Cohen’s seemingly charmed life continued when it was reported in early July that he wouldn’t face criminal charges as a result of the investigation. In essence, prosecutors were conceding either that they couldn’t get Cohen’s subordinates to flip and testify against him or that Cohen had simply managed to stay out of the fray while some of his employees and lieutenants racked up huge profits by trading based on insider information.
But Friday the SEC signaled that it isn’t done with Cohen yet. In an administrative charge, it accused Cohen of “failing to supervise two senior employees and prevent them from insider trading under his watch.” The document, which can be seen here, basically says Cohen should have known better. “The SEC’s administrative proceeding has no merit,” SAC Capital spokesperson Jonathan Gasthalter told Reuters. “Steve Cohen acted appropriately at all times and will fight this charge vigorously.”
In 17 pages, the SEC lays out the familiar tales of Mathew Martoma, the SAC employee who came by ill-gotten information about drug trials involving the pharmaceutical company Elan, and senior SAC employee Michael Steinberg, whose edge on Dell seemed to be having knowledge about the company’s financials. In essence, the SEC says that when these traders brought their ideas to Cohen—as they were generally required to do—he should have known something fishy was going on. After all, he routinely interrogated his subordinates about trade ideas (Cohen was always putting his money at risk whenever the firm traded). Their certainty and conviction about their investment theses, and the type of information they were describing, should have set off alarms. Anybody with any experience in the industry would have recognized that Martoma and Steinberg were up to no good, the SEC suggests.
But at SAC, the only alarm it set off was to buy or sell. “Hedge-fund managers are responsible for exercising appropriate supervision over their employees to ensure that their firms comply with the securities laws,” as Andrew J. Ceresney, co-director of the SEC’s Division of Enforcement, put it. “After learning about red flags indicating potential insider trading by his employees, Steven Cohen allegedly failed to follow up to prevent violations of the law.” In effect, the SEC is calling out Cohen for the type of culture he created at the firm. Employees were required to come up with brilliant moneymaking ideas. He didn’t much care how they got the information that informed the trades, or where they got it from, so long as it made money—and so long as he could maintain plausible deniability. Cohen’s defense throughout the investigations has been that it’s not his fault he kept hiring and hanging out with people who turned out to be crooks. With this administrative order, the SEC told Cohen that’s not good enough.
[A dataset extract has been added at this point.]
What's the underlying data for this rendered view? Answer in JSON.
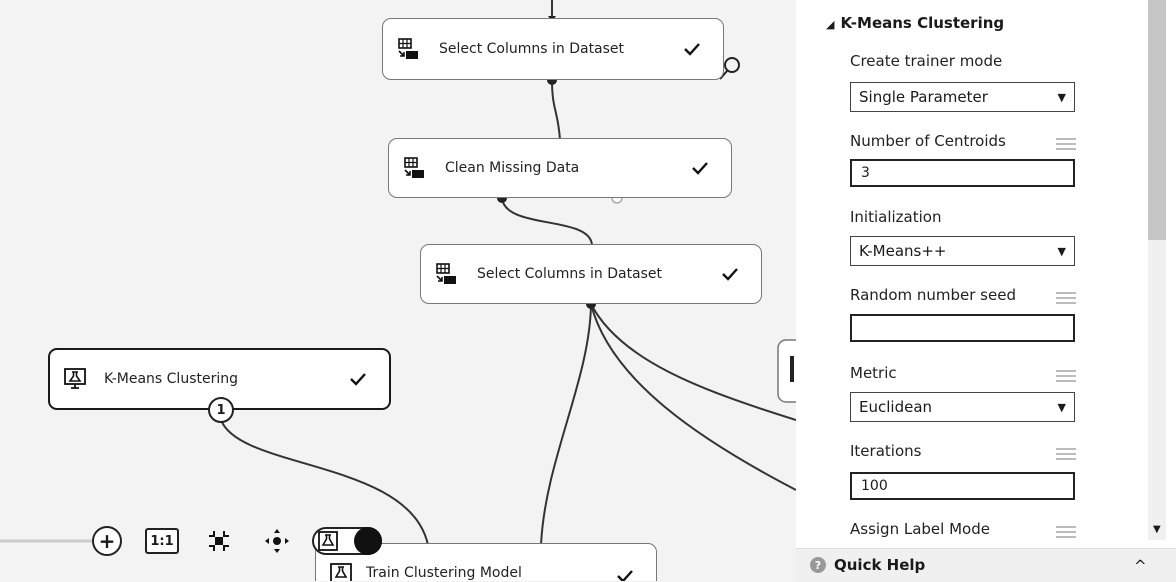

Prosecutors and white-collar defense attorneys note that “failure to supervise” is a less-serious charge than insider trading. People nailed for failure to supervise don’t typically go to jail. But such cases are often easier for the SEC to prove than cases in which people are accused of direct insider-trading violations. And the consequences can be severe—Cohen could face a bar from the financial-services industry. He has 20 days to answer the charges formally.